In theory, AD is LDAP-compliant, although Microsoft's added a bunch of tweaks. So I was hoping to us AD as the LDAP repository. That many not work, though, and may be the cause of a lot of my problems.

When you got it to work, did you use a separate LDAP repository for SID mappings? Or did you manage to store them in AD?

> 
>> Well, it just isn't working. I've tried the instructions in there, 
>> which are laughably inadequate. They don't cover NIS or the SID-userid 
>> mapping problem properly. I've searched this mailing list for answers, 
>> and haven't found much. I simply cannot get Samba to store the userid 
>> mapping in the AD Idmap OU.
> 
> 
> Perhaps some expansion on your issues here would help:
> What kind of errors is samba spitting back
> What configurations have you done.

The reason I didn't supply them is that I've been playing with so many different configurations over the last few months that listing them all would be counterproductive. So I adopted a new strategy: find out if anyone got it working and what config they used.

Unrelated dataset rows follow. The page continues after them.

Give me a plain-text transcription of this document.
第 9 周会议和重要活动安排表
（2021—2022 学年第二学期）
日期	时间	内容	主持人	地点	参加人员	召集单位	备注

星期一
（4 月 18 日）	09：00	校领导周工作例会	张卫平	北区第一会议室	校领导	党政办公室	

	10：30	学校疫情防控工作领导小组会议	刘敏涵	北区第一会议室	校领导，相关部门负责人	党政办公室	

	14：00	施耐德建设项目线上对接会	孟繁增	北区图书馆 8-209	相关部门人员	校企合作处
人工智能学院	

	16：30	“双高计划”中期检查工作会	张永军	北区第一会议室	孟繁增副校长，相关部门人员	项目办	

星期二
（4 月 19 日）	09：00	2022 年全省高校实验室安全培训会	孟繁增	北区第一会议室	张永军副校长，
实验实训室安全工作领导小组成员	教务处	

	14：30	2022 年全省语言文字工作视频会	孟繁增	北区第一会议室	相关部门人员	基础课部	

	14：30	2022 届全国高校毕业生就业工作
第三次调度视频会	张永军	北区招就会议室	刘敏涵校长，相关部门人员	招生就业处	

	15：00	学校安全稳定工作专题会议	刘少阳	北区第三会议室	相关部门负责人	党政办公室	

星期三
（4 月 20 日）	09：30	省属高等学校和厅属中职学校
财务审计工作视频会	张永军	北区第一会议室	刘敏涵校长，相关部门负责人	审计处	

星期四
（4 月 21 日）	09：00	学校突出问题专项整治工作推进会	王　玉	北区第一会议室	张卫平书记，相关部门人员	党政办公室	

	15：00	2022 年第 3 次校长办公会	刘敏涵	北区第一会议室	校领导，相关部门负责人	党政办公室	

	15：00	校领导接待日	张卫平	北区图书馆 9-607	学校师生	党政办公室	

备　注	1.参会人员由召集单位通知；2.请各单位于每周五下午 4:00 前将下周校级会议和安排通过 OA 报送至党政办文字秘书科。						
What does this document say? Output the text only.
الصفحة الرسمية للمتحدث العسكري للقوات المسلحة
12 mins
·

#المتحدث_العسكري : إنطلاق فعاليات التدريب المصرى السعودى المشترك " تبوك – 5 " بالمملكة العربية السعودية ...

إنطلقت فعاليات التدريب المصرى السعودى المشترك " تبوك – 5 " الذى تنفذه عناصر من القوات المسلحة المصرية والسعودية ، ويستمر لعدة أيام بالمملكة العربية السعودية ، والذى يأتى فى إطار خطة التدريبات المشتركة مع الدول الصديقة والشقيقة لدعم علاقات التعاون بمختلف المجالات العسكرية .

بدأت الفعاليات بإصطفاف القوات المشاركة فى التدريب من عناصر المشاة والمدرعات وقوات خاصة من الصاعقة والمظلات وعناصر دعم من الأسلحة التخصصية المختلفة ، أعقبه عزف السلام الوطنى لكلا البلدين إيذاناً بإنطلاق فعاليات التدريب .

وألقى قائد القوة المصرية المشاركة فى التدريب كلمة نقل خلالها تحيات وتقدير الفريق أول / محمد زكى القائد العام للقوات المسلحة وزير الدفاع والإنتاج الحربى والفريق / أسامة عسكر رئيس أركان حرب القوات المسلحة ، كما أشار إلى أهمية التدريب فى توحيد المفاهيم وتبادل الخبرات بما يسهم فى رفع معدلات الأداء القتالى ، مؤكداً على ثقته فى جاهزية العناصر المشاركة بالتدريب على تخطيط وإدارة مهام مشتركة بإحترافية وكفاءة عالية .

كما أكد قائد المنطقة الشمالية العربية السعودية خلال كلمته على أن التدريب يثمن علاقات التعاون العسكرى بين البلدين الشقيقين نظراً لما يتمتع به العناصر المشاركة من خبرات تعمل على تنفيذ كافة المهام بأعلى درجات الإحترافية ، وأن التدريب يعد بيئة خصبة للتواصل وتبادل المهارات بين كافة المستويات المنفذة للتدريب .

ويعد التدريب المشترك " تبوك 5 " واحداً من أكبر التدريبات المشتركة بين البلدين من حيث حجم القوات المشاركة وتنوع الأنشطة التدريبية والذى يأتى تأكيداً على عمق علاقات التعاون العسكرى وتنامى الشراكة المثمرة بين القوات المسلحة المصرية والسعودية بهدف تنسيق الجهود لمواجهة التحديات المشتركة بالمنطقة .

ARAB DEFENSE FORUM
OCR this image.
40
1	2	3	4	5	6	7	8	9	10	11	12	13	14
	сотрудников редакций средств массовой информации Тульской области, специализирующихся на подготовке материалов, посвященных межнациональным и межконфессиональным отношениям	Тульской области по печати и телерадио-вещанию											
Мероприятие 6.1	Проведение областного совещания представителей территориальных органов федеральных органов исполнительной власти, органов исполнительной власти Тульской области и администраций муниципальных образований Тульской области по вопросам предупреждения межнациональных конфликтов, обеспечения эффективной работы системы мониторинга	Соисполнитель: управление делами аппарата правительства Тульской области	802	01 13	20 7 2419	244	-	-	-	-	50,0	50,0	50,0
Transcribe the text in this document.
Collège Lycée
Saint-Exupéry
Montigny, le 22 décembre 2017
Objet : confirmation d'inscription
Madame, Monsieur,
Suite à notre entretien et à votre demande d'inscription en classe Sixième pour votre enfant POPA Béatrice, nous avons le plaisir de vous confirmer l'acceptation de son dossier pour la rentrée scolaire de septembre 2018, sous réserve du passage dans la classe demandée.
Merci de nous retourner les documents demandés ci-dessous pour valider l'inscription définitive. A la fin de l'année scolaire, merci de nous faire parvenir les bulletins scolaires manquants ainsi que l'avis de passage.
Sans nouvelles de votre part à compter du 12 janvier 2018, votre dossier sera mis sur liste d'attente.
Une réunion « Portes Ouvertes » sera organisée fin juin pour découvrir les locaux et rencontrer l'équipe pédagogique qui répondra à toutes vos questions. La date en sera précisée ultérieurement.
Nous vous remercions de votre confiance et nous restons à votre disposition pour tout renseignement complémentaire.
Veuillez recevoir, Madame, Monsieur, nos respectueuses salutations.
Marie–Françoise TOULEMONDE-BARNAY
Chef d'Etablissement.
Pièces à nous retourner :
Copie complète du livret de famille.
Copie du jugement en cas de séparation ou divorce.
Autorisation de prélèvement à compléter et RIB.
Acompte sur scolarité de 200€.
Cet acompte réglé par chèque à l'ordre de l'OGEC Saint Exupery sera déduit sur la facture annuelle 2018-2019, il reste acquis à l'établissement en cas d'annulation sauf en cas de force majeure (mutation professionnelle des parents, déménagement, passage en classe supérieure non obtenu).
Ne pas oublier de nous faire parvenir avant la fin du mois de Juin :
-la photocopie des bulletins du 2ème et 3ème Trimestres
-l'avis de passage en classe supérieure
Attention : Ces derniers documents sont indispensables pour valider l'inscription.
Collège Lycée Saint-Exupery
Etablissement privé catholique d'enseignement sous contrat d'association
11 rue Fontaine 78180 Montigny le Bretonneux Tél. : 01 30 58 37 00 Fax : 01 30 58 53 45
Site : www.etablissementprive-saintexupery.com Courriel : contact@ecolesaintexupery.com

> I'm curious, why the insistance on NIS?  Do you have other apps that 
> require it?  Are you having problems getting autofs on solaris to talk 
> to LDAP?  If so, a guy can short circuit it by making files from the 
> ldap structure, that's what I do.  Are you an old school sun guy from 
> way back that can't let go of it?  Give in to the dark side of the 
> DIT,... err... I mean use ldap, its better over here... or something, 
> you get my drift hopefully.

I agree. I wanted to use NIS because it's already installed and working. My thinking was that, if I could get Samba working with AD as the LDAP repository for SID mappings, I could eventually move my maps over to AD and get rid of NIS completely.

I'd prefer to have only one LDAP server running, and the architecture here already has AD. So I'd like to keep things simple and use AD as that repository if I can. I'm willing to build an OpenLDAP server if I have to, but that seems redundant to me.

I am an old school Sun guy (but System V, not BSD!), but I agree that NIS is obsolete, has a million security holes in it, and deserves to be given a decent burial.